My body trembled and I fell to my knees. The consequence of exerting myself to this inhumane extent was rearing its head. My power may be astonishing, but my body still refused to even out in that regard. Dad had warned me about this. The energy that resided within me, that divided itself into the distinct affinities that I get to relegate as freeze and heat breath, plus my psychokinesis was unparalleled.

It was compressed in such a manner that should it be unleashed, its destruction was devastating enough to take out a whole city. Dad grew even more concerned when I announced my complete control over Dark Mayhem's toxic power. What I didn't take into account was that I added it to my own, disrupting a very complex balance in power.

My brother and I were born with exceptional strong builds, inured as we grew up, our power made sure of that fact, helping where it could. A balance had to be maintained though – meaning that as we grew, so did our power in potency, becoming volatile if remained unchecked.
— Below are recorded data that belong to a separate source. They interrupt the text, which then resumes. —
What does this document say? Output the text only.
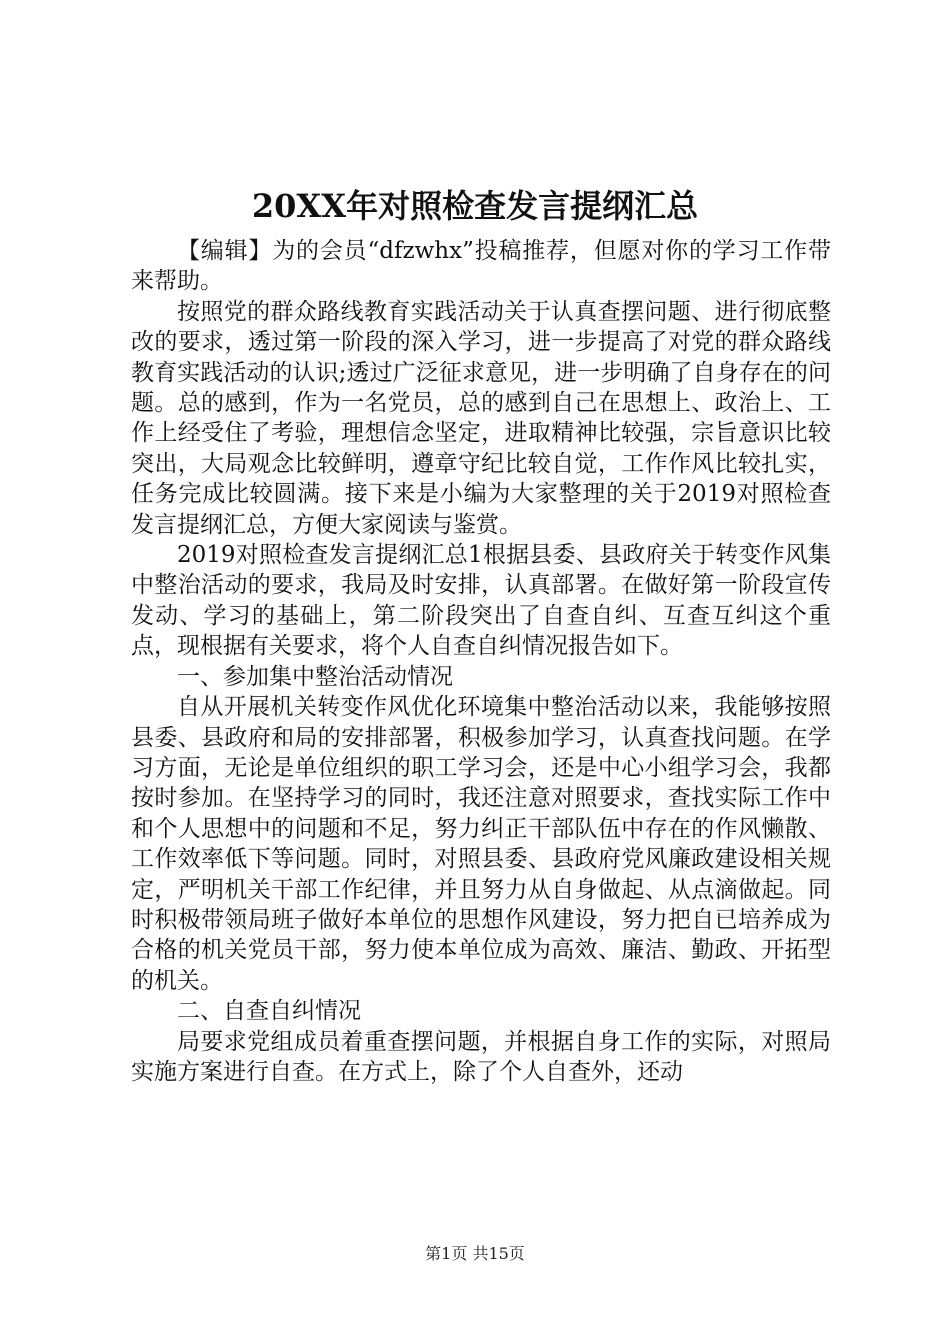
20XX年对照检查发言提纲汇总

【编辑】为的会员“dfzwhx”投稿推荐，但愿对你的学习工作带来帮助。

按照党的群众路线教育实践活动关于认真查摆问题、进行彻底整改的要求，透过第一阶段的深入学习，进一步提高了对党的群众路线教育实践活动的认识;透过广泛征求意见，进一步明确了自身存在的问题。总的感到，作为一名党员，总的感到自己在思想上、政治上、工作上经受住了考验，理想信念坚定，进取精神比较强，宗旨意识比较突出，大局观念比较鲜明，遵章守纪比较自觉，工作作风比较扎实，任务完成比较圆满。接下来是小编为大家整理的关于2019对照检查发言提纲汇总，方便大家阅读与鉴赏。

2019对照检查发言提纲汇总1根据县委、县政府关于转变作风集中整治活动的要求，我局及时安排，认真部署。在做好第一阶段宣传发动、学习的基础上，第二阶段突出了自查自纠、互查互纠这个重点，现根据有关要求，将个人自查自纠情况报告如下。

一、参加集中整治活动情况

自从开展机关转变作风优化环境集中整治活动以来，我能够按照县委、县政府和局的安排部署，积极参加学习，认真查找问题。在学习方面，无论是单位组织的职工学习会，还是中心小组学习会，我都按时参加。在坚持学习的同时，我还注意对照要求，查找实际工作中和个人思想中的问题和不足，努力纠正干部队伍中存在的作风懒散、工作效率低下等问题。同时，对照县委、县政府党风廉政建设相关规定，严明机关干部工作纪律，并且努力从自身做起、从点滴做起。同时积极带领局班子做好本单位的思想作风建设，努力把自已培养成为合格的机关党员干部，努力使本单位成为高效、廉洁、勤政、开拓型的机关。

二、自查自纠情况

局要求党组成员着重查摆问题，并根据自身工作的实际，对照局实施方案进行自查。在方式上，除了个人自查外，还动

第1页 共15页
Regular physical exercise was imperative to allow our very essence to help erect a barrier that invigilated that power. It sounded silly the first time I heard it but after that incident of having disrupted that balance, I swallowed my pride and accepted the concept for what it was, effective.

Unending years of awakening ability upon ability, I felt the relevance of physical training degrade to the point it became an afterthought. Yet here I was paying for it, immensely. The fight was far from over, but my lungs were in protest and muscles contracting in painful ways I couldn't begin to describe. Luckily, my strength was still there, in the nick of time too as I inclined my head to the side, avoiding one of many projectiles headed my way.
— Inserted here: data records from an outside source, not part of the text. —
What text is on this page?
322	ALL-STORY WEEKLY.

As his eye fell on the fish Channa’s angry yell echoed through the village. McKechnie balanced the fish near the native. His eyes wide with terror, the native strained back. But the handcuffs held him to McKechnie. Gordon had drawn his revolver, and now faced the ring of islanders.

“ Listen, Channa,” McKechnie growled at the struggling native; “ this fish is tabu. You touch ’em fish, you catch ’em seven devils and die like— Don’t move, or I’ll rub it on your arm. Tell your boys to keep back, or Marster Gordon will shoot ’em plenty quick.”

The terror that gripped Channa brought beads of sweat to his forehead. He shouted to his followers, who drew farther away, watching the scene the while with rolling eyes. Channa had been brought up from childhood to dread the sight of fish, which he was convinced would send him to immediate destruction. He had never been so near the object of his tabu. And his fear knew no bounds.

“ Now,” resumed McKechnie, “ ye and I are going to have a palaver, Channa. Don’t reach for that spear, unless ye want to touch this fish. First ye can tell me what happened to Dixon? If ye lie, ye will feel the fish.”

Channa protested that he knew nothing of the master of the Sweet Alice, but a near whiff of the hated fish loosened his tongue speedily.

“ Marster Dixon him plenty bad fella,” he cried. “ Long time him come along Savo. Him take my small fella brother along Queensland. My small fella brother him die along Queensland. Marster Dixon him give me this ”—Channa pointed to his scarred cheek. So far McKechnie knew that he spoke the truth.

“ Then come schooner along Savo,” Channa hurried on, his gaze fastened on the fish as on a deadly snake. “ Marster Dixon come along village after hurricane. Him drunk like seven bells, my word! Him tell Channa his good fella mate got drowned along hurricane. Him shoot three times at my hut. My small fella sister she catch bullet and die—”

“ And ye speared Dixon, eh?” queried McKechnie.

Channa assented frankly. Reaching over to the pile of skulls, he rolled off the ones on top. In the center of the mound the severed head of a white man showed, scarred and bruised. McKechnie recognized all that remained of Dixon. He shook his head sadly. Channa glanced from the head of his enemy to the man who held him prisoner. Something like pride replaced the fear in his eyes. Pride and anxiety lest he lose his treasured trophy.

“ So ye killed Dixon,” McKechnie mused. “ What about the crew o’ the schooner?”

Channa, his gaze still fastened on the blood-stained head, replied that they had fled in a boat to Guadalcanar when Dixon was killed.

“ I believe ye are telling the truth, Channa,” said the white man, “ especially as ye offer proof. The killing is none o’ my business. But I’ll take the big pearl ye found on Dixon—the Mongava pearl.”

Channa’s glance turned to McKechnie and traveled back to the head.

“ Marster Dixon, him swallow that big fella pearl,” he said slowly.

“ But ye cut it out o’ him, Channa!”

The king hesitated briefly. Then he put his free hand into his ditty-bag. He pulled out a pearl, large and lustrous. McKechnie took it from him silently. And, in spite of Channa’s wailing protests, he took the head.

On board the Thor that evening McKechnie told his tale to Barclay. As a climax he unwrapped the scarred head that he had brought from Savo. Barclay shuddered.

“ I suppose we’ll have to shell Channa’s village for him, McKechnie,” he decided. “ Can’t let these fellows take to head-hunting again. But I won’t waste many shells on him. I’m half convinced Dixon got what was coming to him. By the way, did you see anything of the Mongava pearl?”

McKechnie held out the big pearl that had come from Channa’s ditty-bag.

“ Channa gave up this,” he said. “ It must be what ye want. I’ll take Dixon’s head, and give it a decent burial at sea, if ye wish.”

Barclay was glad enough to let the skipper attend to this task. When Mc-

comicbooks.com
She was quick on her feet, I'd give her that.

It appears I might have underestimated her sensing capabilities. Her movements were precise to the letter, making use of her telekinesis to its fullest potential. I have to hand it to her, she is good, fighting her with the mind is a waste of time and energy but it was a good strategy if I wanted to tire her out.

I stopped the array of junk and debris. She cautiously eyed my next move, probably contemplating a counter of her own but I wouldn't allow her the privilege. This next one was special.


Phoebe •

My eyes widened.

The clouds above me roared and thundered. An ominous dark contrast loomed over the battlefield. The smell of ozone only added to my fears and before I knew what was happening, a loud crack reverberated in the air.

"..but, but how?" I whispered to myself, unable to accept this atrocity before me.